Quiso impresionarnos y, al final, nos dejó un extraño sabor en la boca. Hemos quedado sorprendidos. Y si, tristes también.

Comisario de a bordo. Ninfa atormentada. Actor de comedia berlinesca. Maldito empedernido. Agitador desnudo. Afrodita de barrio malevo. Intelectual sin libreto. Hijo de la jungla de cemento. Relator del sexo en sombras. Dulcinea drogada con paco. Gentil hombre de delicadas actitudes. Hombrón gay. Enfermo terminal. Bestia infinita. Cristo del Río de la Plata vestido de mina y con medias corridas. Deseo de eternidad.

No se calló nunca y por lo mismo a veces dijo más de lo necesario. Cosmopolita educado entre las cabinas de un avión y los oscuros rincones urbanos en los que se comerciaba el amor y el sexo con igual apuro, era bien capaz de mostrarse elegante o feroz, según correspondiera.

Fue un hombre público y hasta cierto tiempo un organismo político. Peña vomitó su bronca contra la hipocresía y la indiferencia de la sociedad frente a temas como la homosexualidad, la droga y el apetito por la distorsión que puede encarnar en jóvenes y adultos.

No tuvo miedo aunque lo odiaron mucho. Se delató como un alma sufriente y talentosa toda vez que se subió al escenario.

Sus obras eran una combinación explosiva de terror y pasión. De sangre, risas y lagrimas. En ciertos momentos la dulzura, la inocencia de algunos de sus personajes parecía salida directamente de la nada. Claro, al minuto siguiente, Peña enfrentaba a su público con el rostro maligno de un ser capaz de arrancar cabezas. No había quien quisiera recibir en la cara la luz potente de su linterna mágica.

En Fernando Peña todo era frenesí. Todo era paroxismo. Crucificado en su cruz de papel, agitaba los evangelios de la traición a la moral establecida. Como profeta de una religión sin verdaderos adeptos y despojada de ritos puritanos, escupía en salmos pervertidos su odio por lo establecido y lo rutinario. Lo aburría la solemnidad. Detestaba el gesto barato. La frase de cotillón.

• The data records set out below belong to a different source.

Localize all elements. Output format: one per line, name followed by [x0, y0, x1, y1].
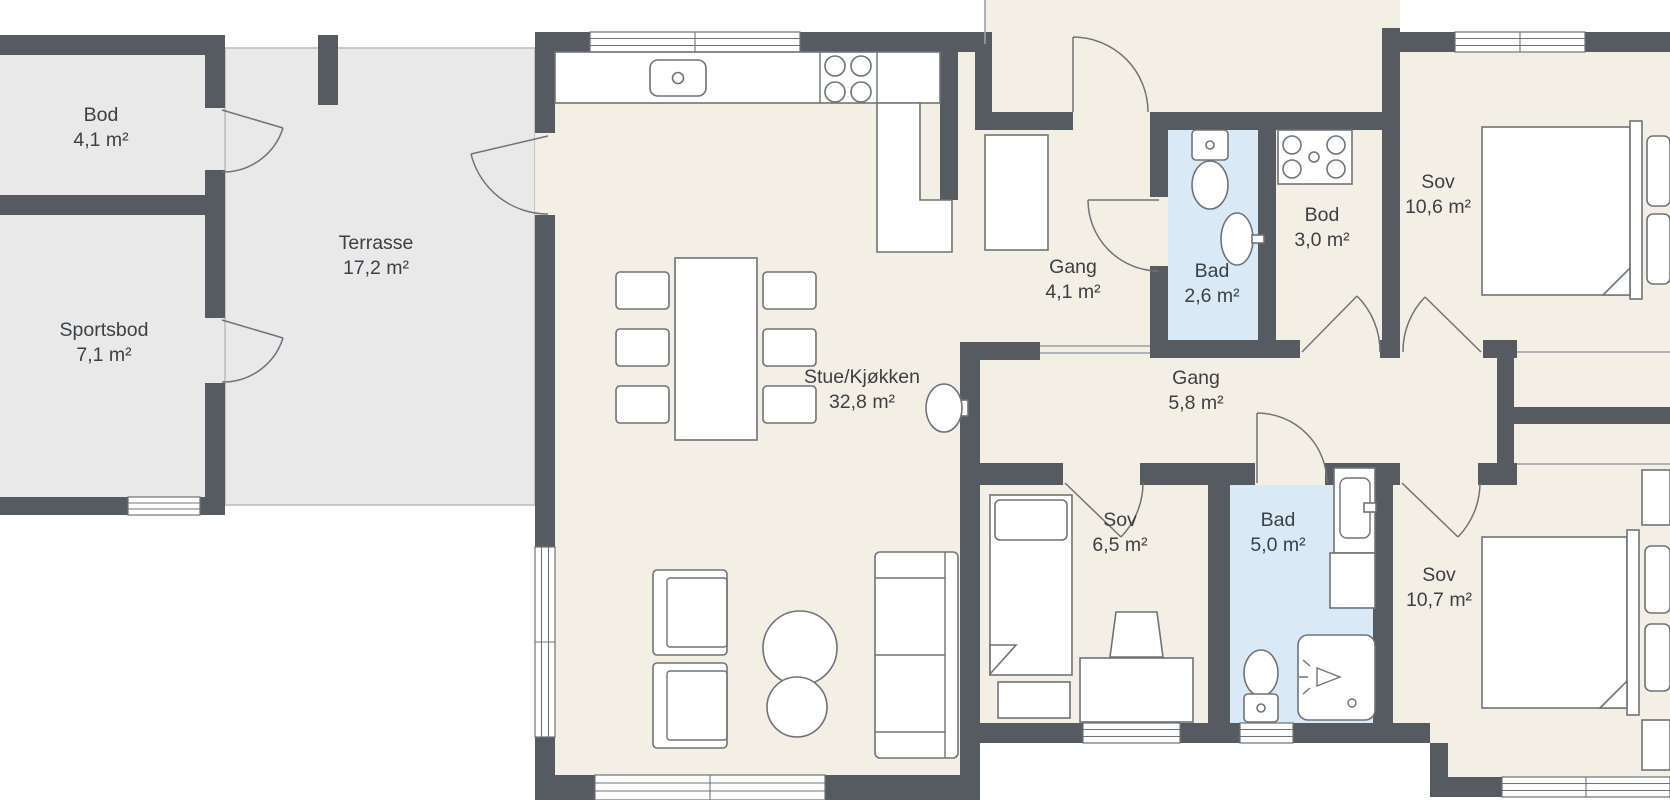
room-label-bod-outbuilding: Bod 4,1 m²: [73, 103, 128, 153]
toilet-icon: [1192, 130, 1228, 209]
room-name: Bad: [1250, 508, 1305, 533]
dining-chair-icon: [616, 272, 669, 309]
room-name: Gang: [1168, 366, 1223, 391]
window-icon: [128, 497, 200, 515]
bedroom-ne-furniture: [1482, 121, 1670, 299]
room-name: Sov: [1092, 508, 1147, 533]
room-label-gang-hall: Gang 5,8 m²: [1168, 366, 1223, 416]
single-bed-icon: [990, 495, 1072, 718]
room-area: 6,5 m²: [1092, 533, 1147, 558]
window-icon: [595, 775, 825, 800]
window-icon: [590, 32, 800, 52]
room-name: Stue/Kjøkken: [804, 365, 920, 390]
nightstand-icon: [1642, 470, 1670, 525]
floor-plan: Bod 4,1 m² Sportsbod 7,1 m² Terrasse 17,…: [0, 0, 1670, 800]
room-label-sov-mid: Sov 6,5 m²: [1092, 508, 1147, 558]
room-label-terrasse: Terrasse 17,2 m²: [339, 231, 414, 281]
dining-chair-icon: [763, 329, 816, 366]
dining-chair-icon: [616, 329, 669, 366]
nightstand-icon: [1642, 720, 1670, 770]
room-label-sov-ne: Sov 10,6 m²: [1405, 170, 1471, 220]
entry-hall-furniture: [985, 135, 1048, 250]
shower-icon: [1298, 635, 1375, 720]
room-area: 4,1 m²: [1045, 280, 1100, 305]
room-name: Gang: [1045, 255, 1100, 280]
bathroom-cabinet-icon: [1334, 468, 1376, 553]
double-bed-icon: [1482, 121, 1670, 299]
room-label-bod-inner: Bod 3,0 m²: [1294, 203, 1349, 253]
desk-chair-icon: [1110, 612, 1163, 657]
room-area: 10,7 m²: [1406, 588, 1472, 613]
room-label-sov-se: Sov 10,7 m²: [1406, 563, 1472, 613]
dining-table-icon: [675, 258, 757, 440]
dining-set: [616, 258, 816, 440]
room-label-sportsbod: Sportsbod 7,1 m²: [60, 318, 149, 368]
room-area: 5,0 m²: [1250, 533, 1305, 558]
toilet-icon: [1244, 650, 1278, 722]
room-name: Bod: [73, 103, 128, 128]
dining-chair-icon: [763, 272, 816, 309]
room-name: Sov: [1406, 563, 1472, 588]
sofa-icon: [875, 552, 958, 758]
room-area: 4,1 m²: [73, 128, 128, 153]
room-area: 2,6 m²: [1184, 284, 1239, 309]
room-name: Terrasse: [339, 231, 414, 256]
room-name: Sov: [1405, 170, 1471, 195]
appliance-icon: [1278, 130, 1352, 184]
room-label-bad-small: Bad 2,6 m²: [1184, 259, 1239, 309]
room-name: Bad: [1184, 259, 1239, 284]
window-icon: [535, 547, 555, 737]
room-name: Sportsbod: [60, 318, 149, 343]
wardrobe-icon: [985, 135, 1048, 250]
armchair-icon: [653, 663, 727, 748]
room-label-bad-large: Bad 5,0 m²: [1250, 508, 1305, 558]
room-area: 17,2 m²: [339, 256, 414, 281]
window-icon: [1240, 723, 1293, 743]
window-icon: [1502, 777, 1670, 797]
kitchen-sink-icon: [650, 60, 706, 96]
room-area: 5,8 m²: [1168, 391, 1223, 416]
washing-machine-icon: [1330, 553, 1375, 608]
room-name: Bod: [1294, 203, 1349, 228]
bod-inner-fixtures: [1278, 130, 1352, 184]
room-area: 32,8 m²: [804, 390, 920, 415]
room-area: 3,0 m²: [1294, 228, 1349, 253]
room-area: 10,6 m²: [1405, 195, 1471, 220]
room-label-stue-kjokken: Stue/Kjøkken 32,8 m²: [804, 365, 920, 415]
dining-chair-icon: [616, 386, 669, 423]
window-icon: [1455, 32, 1585, 52]
room-label-gang-entry: Gang 4,1 m²: [1045, 255, 1100, 305]
desk-icon: [1080, 658, 1193, 722]
window-icon: [1083, 723, 1180, 743]
armchair-icon: [653, 570, 727, 655]
room-area: 7,1 m²: [60, 343, 149, 368]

Será recordado como actor aunque, en rigor, fue tantas otras cosas en el universo del espectáculo. Sucede que su voz tuvo siempre la impronta del teatro. En no pocos sentidos su voz fue un vocablo necesario. Afirmaba lo que los demás callaban y fue tan lejos como se lo permitió su alma.

Por lo mismo se equivocó y derrapó en actitudes derechistas o nada flexibles. En ocasiones también lo vimos transformado en el peor enemigo de sí mismo.

Según sus propias palabras, tenía una especial predilección por la gente de esta parte del mundo. En el Valle actuó en más de una oportunidad, a modo de estreno, fragmentos de obras que más tarde presentaría en Buenos Aires. En Regina debatió acerca de la verdadera pronunciación del nombre del lugar (el decía "Rellina"). En Roca tomó de punta a un espectador por llegar tarde y a una elegante señora del público primero la agredió en medio de un chiste - "¿y vos de qué te reír vieja boluda?"- y luego, a la salida, la abrazó. También en Roca se lo vio perdido en la noche: tratando de seducir a un joven y muchos más tarde borracho y falsamente enojado en una chacra sólo para asustar la conciencia de sus anfitriones. A ellos, a los que dejó impávidos y enfurecidos, también los compensó con un beso y el libro grande de Mafalda.

Finalmente su cuerpo siempre en llamas, a punto del último quiebre, se consumió. Dejó huella, marcó una época. Su dolor y su búsqueda no habrán sido en vano.